A second inside-the-Beltway story relating to the news media was decidedly unsentimental. It too, was covered by reporters from CBS and NBC but not ABC--which was especially odd.

The story concerned the racketeering prosecution of Deborah Jeane Palfrey, a San Francisco businesswoman accused of operating Pamela Martin & Associates as a telephone-based escort service running 130 prostitutes for Washington DC powerbrokers.

So far, so seamy--but not really newsworthy.

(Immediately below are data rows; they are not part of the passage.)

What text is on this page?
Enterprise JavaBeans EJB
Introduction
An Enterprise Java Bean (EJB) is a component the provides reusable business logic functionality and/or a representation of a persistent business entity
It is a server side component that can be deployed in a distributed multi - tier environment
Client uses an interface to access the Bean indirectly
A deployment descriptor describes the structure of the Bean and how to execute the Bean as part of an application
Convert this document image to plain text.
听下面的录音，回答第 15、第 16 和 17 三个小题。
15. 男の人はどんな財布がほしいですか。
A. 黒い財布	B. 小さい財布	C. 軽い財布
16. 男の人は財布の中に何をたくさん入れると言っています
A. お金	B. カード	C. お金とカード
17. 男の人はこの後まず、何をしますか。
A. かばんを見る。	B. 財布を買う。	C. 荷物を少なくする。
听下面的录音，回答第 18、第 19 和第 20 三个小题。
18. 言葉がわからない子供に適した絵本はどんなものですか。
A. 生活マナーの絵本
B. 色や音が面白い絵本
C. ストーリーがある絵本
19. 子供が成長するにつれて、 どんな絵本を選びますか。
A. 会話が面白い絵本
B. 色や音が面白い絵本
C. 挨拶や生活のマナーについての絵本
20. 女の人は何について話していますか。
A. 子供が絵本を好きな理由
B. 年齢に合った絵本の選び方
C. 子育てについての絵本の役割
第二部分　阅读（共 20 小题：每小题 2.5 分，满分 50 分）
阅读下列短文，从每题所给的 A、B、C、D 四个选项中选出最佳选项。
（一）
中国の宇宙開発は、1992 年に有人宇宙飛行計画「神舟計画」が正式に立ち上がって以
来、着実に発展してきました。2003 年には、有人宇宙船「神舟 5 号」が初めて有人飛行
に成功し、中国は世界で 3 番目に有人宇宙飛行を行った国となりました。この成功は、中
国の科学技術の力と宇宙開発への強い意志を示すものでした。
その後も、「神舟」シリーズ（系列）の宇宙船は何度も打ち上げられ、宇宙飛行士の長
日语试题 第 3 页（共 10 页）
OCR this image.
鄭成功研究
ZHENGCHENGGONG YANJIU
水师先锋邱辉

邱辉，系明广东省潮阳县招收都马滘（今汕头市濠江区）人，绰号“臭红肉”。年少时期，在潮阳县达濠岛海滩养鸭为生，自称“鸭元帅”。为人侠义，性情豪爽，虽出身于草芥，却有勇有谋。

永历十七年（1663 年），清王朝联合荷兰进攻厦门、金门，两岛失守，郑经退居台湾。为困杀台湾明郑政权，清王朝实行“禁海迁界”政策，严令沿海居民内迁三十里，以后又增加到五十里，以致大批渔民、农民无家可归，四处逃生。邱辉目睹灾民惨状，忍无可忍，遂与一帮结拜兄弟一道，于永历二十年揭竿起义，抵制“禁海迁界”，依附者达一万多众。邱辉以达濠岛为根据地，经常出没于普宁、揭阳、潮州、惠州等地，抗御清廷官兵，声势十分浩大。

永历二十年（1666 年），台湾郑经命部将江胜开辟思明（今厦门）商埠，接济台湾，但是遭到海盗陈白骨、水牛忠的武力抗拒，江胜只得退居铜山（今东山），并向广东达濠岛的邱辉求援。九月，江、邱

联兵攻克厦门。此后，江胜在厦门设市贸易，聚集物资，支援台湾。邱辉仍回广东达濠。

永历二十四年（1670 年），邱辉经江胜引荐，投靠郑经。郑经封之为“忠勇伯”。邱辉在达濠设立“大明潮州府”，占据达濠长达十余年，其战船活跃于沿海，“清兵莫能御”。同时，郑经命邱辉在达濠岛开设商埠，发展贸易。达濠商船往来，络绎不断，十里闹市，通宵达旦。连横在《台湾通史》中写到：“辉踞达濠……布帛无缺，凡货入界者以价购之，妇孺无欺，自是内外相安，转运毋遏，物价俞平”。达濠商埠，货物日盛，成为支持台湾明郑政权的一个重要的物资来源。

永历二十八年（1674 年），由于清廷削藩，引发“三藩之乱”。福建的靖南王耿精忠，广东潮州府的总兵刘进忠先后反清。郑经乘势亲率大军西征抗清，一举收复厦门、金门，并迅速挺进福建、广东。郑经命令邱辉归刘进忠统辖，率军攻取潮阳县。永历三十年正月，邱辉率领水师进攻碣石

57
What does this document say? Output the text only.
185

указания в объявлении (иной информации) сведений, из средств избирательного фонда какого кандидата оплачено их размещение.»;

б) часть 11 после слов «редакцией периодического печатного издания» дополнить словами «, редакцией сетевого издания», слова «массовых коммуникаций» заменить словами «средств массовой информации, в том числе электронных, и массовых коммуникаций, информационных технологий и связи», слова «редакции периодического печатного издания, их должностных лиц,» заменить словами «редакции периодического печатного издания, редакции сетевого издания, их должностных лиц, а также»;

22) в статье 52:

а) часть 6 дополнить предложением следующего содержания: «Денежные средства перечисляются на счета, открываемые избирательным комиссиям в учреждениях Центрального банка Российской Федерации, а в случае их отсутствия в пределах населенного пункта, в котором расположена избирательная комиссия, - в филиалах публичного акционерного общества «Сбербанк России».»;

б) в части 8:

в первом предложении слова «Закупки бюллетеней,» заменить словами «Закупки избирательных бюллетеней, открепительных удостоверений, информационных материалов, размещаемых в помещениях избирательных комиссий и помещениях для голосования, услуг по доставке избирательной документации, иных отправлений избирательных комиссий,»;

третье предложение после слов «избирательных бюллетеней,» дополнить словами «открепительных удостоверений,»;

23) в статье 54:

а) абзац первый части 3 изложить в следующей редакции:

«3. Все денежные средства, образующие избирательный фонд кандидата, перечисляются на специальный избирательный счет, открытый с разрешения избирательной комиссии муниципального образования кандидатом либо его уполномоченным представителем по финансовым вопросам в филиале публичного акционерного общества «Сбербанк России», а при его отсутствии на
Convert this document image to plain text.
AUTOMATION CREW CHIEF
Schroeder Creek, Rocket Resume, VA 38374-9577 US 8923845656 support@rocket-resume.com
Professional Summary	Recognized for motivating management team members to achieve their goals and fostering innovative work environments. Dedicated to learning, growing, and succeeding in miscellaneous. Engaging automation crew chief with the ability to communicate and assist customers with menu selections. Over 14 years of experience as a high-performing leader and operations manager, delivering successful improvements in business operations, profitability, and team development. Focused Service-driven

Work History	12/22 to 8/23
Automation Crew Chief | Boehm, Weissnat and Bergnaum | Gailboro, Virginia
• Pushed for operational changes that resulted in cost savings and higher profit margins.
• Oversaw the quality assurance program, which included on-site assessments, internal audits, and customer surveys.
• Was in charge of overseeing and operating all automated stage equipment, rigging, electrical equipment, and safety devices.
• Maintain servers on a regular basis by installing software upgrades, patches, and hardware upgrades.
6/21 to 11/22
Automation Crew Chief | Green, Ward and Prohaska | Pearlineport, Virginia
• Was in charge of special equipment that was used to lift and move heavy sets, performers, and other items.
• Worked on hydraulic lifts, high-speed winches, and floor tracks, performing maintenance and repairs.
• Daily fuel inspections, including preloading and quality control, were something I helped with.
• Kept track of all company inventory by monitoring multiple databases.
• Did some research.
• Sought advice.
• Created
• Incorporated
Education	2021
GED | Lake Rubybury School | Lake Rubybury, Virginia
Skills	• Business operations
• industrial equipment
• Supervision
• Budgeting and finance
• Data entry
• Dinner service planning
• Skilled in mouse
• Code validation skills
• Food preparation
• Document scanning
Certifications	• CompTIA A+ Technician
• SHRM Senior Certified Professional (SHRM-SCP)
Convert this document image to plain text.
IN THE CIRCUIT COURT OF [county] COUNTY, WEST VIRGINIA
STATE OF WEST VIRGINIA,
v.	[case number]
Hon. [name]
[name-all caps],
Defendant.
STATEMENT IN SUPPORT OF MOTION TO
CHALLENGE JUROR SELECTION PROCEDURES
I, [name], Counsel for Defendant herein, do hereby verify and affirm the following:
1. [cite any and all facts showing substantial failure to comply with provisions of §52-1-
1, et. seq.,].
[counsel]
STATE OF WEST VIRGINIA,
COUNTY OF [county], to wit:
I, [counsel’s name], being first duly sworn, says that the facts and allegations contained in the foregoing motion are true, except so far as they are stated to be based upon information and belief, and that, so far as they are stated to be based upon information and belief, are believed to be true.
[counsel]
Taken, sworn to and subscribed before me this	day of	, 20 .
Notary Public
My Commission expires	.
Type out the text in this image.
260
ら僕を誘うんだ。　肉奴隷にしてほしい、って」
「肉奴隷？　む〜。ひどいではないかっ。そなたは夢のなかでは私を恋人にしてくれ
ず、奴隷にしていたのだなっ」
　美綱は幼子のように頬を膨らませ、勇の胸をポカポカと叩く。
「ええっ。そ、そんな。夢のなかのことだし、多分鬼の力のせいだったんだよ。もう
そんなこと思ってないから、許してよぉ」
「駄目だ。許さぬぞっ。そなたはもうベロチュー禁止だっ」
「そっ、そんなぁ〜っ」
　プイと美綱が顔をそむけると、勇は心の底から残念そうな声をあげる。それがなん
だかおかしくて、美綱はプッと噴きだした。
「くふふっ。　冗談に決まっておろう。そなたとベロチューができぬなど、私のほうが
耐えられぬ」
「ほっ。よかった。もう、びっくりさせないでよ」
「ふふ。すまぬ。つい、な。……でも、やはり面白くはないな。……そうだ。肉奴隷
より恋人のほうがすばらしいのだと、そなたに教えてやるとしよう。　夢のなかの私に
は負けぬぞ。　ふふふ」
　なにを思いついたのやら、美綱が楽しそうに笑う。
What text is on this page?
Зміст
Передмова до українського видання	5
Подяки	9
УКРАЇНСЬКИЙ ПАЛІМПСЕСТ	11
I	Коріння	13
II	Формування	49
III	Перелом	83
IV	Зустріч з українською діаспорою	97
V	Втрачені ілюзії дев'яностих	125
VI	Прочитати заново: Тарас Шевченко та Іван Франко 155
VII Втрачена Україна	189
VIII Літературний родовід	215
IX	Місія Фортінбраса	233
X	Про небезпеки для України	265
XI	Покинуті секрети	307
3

To raise money for her defense, Palfrey had tried to sell her telephone logs to any scandalmonger who cared to deploy a reverse directory to dig up dirt on her Johns. Palfrey admits she ran a "sexual" business but called it "albeit legal"--she presumably meant "legal, albeit sexual." A court prohibited her from making the sale, so she announced that she was donating the logs to a news organization. Ostensibly, journalists would find out the names of her escorts' clients so they would testify in open court that she was not the DC Madam that she had been nicknamed. She has "customers shaking in high places," CBS' Bob Orr suggested. When a straightfaced Palfrey asked the press to "put aside the titillation of the Who's Who? list," Orr snorted--"Fat chance!"--although he did note that Palfrey "denies trying to blackmail former clients."

What makes it odd that CBS and NBC should cover the story but not ABC was that, as NBC's Pete Williams told us, the recipient of the logs turns out to be ABC News.